Based on multivariable Cox regression analysis, we developed a nomogram (Figure 4) integrating clinicopathological parameters-including FIGO stage, histologic type and grade, cervical stromal invasion, myometrial invasion, LVSI, and adjuvant therapy-along with IGF2BP2 expression to predict recurrence-free survival (RFS) in endometrial cancer patients. By summing the points assigned to each predictor in the nomogram, individualized recurrence risk can be quantitatively assessed.

The nomogram exhibited exceptional discriminative capacity for forecasting 1-, 3-, and 5-year RFS, achieving AUCs of 0.920, 0.879, and 0.879 in the training cohort and 0.914, 0.866, and 0.838 in the validation cohort, respectively. These outcomes affirm its robust performance across various postoperative intervals, particularly sustaining high predictive accuracy during the 3-year peak recurrence period, thereby offering a quantitative foundation for customizing individualized follow-up strategies. The nomogram-predicted RFS rates exhibited excellent concordance with actual observations in both the training and validation cohorts (Figure 5), suggesting favorable calibration and clinical predictive accuracy of the model. The calibration curves demonstrated exceptional agreement between the model-predicted probabilities and the observed outcomes in both the training and validation cohorts (Figure 6), indicating that the model is well-calibrated.

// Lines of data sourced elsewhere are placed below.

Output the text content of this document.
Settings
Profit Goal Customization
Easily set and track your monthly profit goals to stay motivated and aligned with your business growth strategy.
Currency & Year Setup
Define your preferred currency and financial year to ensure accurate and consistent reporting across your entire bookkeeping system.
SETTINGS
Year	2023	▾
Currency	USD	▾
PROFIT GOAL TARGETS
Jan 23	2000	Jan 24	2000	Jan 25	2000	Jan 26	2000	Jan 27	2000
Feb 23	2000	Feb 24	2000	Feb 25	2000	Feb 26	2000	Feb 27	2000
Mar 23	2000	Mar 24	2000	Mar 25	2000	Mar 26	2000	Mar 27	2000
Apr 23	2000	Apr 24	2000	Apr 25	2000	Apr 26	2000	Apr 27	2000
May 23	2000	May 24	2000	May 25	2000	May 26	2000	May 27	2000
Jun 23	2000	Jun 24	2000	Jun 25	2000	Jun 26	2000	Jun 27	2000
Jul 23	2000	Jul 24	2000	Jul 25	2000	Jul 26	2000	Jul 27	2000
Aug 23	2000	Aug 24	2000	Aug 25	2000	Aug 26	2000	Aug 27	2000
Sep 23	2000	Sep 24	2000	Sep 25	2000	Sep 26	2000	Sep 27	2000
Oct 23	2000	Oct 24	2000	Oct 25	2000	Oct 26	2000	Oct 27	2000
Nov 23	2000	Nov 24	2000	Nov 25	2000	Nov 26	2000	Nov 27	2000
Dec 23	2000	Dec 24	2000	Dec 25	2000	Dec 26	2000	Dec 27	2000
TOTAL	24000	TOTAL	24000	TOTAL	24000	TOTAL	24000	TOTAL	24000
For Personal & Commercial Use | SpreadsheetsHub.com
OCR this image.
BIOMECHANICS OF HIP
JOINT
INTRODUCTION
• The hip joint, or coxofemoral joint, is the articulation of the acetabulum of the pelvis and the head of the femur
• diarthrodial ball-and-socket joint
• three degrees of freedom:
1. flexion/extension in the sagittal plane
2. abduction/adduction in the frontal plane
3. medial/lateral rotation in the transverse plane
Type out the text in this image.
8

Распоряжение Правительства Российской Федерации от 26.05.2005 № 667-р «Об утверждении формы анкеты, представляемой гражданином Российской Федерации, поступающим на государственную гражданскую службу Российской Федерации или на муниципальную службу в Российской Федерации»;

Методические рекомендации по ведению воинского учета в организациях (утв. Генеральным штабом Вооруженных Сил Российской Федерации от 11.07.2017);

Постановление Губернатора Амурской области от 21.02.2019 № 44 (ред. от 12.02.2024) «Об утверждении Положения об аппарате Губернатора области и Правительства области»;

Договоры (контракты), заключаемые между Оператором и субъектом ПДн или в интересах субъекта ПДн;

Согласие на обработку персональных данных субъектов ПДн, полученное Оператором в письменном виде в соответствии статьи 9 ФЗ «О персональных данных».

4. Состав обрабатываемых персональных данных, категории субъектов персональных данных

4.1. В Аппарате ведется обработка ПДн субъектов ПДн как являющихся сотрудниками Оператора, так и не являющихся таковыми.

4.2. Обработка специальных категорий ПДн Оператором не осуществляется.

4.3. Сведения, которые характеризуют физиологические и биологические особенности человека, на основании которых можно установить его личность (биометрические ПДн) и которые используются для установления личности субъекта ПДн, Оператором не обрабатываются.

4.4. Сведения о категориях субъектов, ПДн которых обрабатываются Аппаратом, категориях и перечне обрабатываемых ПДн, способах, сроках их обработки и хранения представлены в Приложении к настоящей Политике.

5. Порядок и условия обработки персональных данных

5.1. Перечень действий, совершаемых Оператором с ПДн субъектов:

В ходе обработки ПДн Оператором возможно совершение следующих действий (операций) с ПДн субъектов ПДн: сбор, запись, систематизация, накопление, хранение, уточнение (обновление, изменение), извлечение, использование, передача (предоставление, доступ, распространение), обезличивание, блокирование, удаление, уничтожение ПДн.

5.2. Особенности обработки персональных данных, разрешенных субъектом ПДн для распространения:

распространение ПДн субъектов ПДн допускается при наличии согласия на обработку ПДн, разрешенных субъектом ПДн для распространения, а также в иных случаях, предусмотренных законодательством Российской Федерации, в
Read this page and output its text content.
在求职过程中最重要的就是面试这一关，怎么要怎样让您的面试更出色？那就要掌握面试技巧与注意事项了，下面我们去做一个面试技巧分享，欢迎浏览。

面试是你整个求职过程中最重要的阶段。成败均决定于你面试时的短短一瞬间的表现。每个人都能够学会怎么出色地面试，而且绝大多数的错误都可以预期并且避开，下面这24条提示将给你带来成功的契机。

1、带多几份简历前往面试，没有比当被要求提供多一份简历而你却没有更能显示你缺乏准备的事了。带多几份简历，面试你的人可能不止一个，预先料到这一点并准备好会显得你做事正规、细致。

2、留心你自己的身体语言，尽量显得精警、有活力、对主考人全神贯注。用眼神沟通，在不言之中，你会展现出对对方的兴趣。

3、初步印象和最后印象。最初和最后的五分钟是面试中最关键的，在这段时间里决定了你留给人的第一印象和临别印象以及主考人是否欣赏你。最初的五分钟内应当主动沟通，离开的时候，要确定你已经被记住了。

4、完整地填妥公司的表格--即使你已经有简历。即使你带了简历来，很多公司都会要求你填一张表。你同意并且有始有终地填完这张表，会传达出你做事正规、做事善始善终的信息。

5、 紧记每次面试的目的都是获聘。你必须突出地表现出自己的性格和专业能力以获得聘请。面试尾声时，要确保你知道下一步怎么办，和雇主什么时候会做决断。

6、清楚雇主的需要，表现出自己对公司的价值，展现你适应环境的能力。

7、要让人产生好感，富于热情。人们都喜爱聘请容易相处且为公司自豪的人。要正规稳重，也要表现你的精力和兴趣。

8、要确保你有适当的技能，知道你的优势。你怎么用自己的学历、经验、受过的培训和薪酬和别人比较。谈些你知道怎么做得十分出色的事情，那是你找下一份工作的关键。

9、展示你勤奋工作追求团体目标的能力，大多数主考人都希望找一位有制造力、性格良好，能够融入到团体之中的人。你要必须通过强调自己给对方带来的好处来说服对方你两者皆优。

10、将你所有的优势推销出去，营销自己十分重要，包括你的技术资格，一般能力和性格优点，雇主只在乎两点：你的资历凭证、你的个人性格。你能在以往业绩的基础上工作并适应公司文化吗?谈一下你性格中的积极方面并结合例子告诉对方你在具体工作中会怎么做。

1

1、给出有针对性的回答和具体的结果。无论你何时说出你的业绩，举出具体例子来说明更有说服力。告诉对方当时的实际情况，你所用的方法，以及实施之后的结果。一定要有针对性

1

ROC analysis identified an optimal IGF2BP2 cutoff value of 0.878 for predicting endometrial cancer recurrence, with an area under the curve (AUC) of 0.884, sensitivity of 81.8%, and specificity of 80.3% (Figure 7). This threshold was determined by maximizing the Youden index (sensitivity + specificity - 1), reflecting the model’s strong discriminative capacity in identifying high-risk patients.

Based on ROC analysis and the maximum Youden index, the optimal risk threshold for predicting EC recurrence in the training cohort was determined to be 0.878 (Figure 7). Patients were stratified into low-risk (3-year RFS ≥ 0.878) and high-risk (3-year RFS < 0.878) groups. Kaplan-Meier analysis revealed significantly lower 3- and 5-year recurrence-free survival rates in high-risk patients (79.80% [95% CI: 73.72–85.88%] and 74.00% [95% CI: 67.53–80.47%], respectively) compared to low-risk patients (both 91.90% [95% CI: 89.16–94.64%]) (P < 0.001). Similarly, overall survival was significantly reduced in the high-risk group (3-year: 80.90% [95% CI: 75.02–86.78%]; 5-year: 79.70% [95% CI: 79.64–85.78%]) versus the low-risk group (3-year: 95.40% [95% CI: 93.24–97.56%]; 5-year: 95.10% [95% CI: 92.94–97.26%]) (Tables 3, 4). This survival disparity was consistently validated in the independent cohort.

Utilizing the optimal cutoff value of 0.878 obtained from the model, patients in both the training and validation cohorts were categorized into high-risk (predicted risk probability ≥ 0.878) and low-risk (predicted risk probability < 0.878) groups. Kaplan-Meier analysis revealed significantly shorter RFS and OS in the high-risk group compared to the low-risk group (Figure 8).

To investigate the association between IGF2BP2 expression and key pathological markers in endometrial carcinoma, we compared p53, ER, and PR status between IGF2BP2 low- and high-expression groups. As shown in Supplementary Table S1, tumors with high IGF2BP2 expression exhibited a significantly higher frequency of abnormal p53 compared to the low-expression group 45.7% vs 30.4%, p=0.001). Furthermore, high IGF2BP2 expression was strongly associated with ER-negative (27.7% vs 14.2%, p<0.001) and PR-negative (33.5% vs 17.2%, p<0.001) status. These findings suggest that elevated IGF2BP2 expression may be linked to a hormone receptor-negative and p53-aberrant molecular phenotype in endometrial carcinoma.